Pete Buttigieg has surged to first place in Iowa in a CNN poll released over the weekend. The poll is the second, following a Monmouth University poll last week, which places the South Bend mayor as the frontrunner in Iowa.
CNN reports: “The mayor of South Bend, Indiana, holds a clear lead in the first-in-the-nation caucus state, climbing to 25% in a new CNN/Des Moines Register/Mediacom poll of likely Iowa caucusgoers. That marks a 16-point increase in support for Buttigieg since the September CNN/DMR poll. This survey comes on the heels of other recent polls that have shown Buttigieg joining the top tier of the Democratic primary race in Iowa.Behind Buttigieg, there is a close three-way battle for second with Massachusetts Sen. Elizabeth Warren at 16%, and former Vice President Joe Biden and Vermont Sen. Bernie Sanders each at 15%. Since September, Warren dropped six percentage points and Biden slipped five points, while Sanders gained four points. Surveying the rest of the field, no other candidate gets double-digit support.”
In other news, The Intercept published a report that three high-profile Black leaders were surprised to find themselves on a letter heralding Buttigieg’s Douglass Plan for Black America, and claimed “the campaign was ‘intentionally vague’ about the way it was presented.” The campaign later said it had given people a chance to opt-out of appearing on the letter.
At least one of the three people named in the article, Columbia City Councilwoman Tameika Devine, tweeted over the weekend that she does support the plan though she has not endorsed a candidate.

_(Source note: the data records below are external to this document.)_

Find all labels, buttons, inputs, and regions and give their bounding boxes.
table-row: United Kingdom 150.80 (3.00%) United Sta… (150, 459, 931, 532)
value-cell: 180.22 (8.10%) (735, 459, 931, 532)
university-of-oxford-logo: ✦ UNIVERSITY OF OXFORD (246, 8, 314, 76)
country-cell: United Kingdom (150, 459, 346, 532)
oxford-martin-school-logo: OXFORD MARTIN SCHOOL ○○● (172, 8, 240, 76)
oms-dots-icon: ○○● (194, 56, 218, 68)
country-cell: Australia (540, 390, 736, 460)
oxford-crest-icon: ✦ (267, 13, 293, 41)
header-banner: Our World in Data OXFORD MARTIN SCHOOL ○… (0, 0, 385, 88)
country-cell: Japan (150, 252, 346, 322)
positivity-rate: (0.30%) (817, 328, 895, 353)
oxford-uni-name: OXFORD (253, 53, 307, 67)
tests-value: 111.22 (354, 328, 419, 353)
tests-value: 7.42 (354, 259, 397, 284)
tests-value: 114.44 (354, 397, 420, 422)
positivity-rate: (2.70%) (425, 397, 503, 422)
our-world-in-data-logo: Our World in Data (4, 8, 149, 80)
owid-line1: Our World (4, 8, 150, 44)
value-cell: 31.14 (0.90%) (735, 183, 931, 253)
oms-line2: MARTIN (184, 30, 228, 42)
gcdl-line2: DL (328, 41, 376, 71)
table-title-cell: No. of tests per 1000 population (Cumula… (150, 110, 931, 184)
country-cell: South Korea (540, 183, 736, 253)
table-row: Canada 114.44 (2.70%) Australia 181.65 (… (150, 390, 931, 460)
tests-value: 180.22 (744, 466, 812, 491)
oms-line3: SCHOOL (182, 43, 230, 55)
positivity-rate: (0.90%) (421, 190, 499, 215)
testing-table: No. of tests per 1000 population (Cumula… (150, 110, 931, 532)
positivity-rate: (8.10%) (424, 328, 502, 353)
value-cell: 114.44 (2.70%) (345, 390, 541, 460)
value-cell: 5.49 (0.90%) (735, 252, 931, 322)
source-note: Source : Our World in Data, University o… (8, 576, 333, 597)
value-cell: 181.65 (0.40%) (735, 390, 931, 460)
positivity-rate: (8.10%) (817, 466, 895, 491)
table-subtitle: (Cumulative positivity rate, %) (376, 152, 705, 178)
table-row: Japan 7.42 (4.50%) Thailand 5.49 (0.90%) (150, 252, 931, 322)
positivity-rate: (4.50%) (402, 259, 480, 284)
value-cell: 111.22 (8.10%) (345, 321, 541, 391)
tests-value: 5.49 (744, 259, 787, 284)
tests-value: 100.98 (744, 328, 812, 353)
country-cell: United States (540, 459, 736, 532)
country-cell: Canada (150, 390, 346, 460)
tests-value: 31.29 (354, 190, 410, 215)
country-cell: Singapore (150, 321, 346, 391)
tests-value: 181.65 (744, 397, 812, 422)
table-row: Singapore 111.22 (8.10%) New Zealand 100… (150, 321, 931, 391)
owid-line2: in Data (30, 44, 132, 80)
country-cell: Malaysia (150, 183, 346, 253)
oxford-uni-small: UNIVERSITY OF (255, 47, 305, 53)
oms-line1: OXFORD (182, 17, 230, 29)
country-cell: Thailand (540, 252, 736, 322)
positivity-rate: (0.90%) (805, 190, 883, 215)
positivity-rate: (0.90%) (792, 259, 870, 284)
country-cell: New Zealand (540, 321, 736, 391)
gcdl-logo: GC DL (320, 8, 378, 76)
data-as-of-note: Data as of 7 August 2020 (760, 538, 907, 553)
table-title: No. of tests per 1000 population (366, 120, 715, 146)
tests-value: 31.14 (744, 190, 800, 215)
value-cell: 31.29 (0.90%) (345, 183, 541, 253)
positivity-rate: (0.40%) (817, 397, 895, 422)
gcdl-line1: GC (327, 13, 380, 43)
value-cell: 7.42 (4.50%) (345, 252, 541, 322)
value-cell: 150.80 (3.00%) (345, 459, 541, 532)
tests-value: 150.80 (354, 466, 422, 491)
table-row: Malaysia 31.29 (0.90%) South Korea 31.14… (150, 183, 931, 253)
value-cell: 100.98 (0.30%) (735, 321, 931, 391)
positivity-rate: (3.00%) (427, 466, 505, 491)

The Buttigieg campaign responded to The Intercept with a lengthier statement: “Our campaign is working to build a multi-racial coalition, and we sought and received input from numerous Black policy experts and advisers to create a comprehensive plan to dismantle systemic racism: the Douglass Plan. We asked a number of Black South Carolinians, as well as South Carolinians from many backgrounds, to support the Douglass Plan, and we are proud and grateful that hundreds agreed to do so.In the HBCU Times op-ed and in communications with the press, we’ve been clear that not every supporter of the plan is Black, and have never claimed otherwise in any public communication. We never gave the impression publicly that these people were endorsing Pete, only that they supported the plan. After they indicated their support, we reached out to people multiple times giving them the opportunity to review the language of the op-ed and the option to opt-out. We did hear from people who weren’t comfortable being listed and we removed them. Pete will continue to talk about the Douglass Plan wherever he goes, regardless of the audience, as there are many communities of Americans committed to eradicating racial inequity.”